Looking ahead, we expect that the intersection of environmental considerations with competition law and policy will remain an area of Bureau focus. Apart from the Bureau's inherent interest in these matters, it is notable that many of the concerns expressed about the need to maintain competitive markets in an ever-greening economy parallel the Bureau's enforcement agenda in the digital economy. More specifically, the Bureau's focus for the digital economy has included ensuring that new technologies and innovators are not prevented from competing effectively in the digital economy by allegedly dominant platforms, so-called gatekeepers and other incumbents.
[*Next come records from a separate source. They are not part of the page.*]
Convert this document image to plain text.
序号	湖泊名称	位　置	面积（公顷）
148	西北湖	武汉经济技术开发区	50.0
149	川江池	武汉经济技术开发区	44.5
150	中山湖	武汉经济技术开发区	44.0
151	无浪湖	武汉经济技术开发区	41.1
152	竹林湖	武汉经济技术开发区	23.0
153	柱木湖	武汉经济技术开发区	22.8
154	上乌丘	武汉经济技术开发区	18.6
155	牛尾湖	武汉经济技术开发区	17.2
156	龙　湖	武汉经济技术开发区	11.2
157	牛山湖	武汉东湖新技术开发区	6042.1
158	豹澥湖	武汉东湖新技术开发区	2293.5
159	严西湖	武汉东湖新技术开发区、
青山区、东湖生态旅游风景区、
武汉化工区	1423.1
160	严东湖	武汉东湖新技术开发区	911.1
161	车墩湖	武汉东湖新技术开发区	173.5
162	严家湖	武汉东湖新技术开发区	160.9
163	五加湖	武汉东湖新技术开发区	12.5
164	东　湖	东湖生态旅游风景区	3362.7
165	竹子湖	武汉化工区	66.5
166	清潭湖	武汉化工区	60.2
That said, the Bureau's current approach to enforcement in this space, including with respect to advertising and competitor collaboration, remains far from clear. The Bureau archived its Environmental Claims guide in November of last year, and the Bureau did not refer to any intentions to provide a replacement at the summit. Further, the Bureau's Competitor Collaboration Guidelines, released in May 2021, do not refer to potential collaboration for environmental objectives, although prior to their repeal in 2010, provisions existed in the Competition Act that exempted from the conspiracy offence agreements or arrangements relating only to "measures to protect the environment." Panel discussion at the summit noted the potential benefit of reintroducing legislative safe harbours for environmental collaboration and/or guidance about the Bureau's exercise of enforcement discretion in such matters. The Bureau, however, did not commit to any such steps.

While we will continue to monitor any updates to the Bureau's guidance, it is clear that environmental and sustainability claims and any potential collaboration related to environmental or sustainability objectives should comply with the Competition Act and the Bureau's general guidance on misleading advertising and competitor collaboration.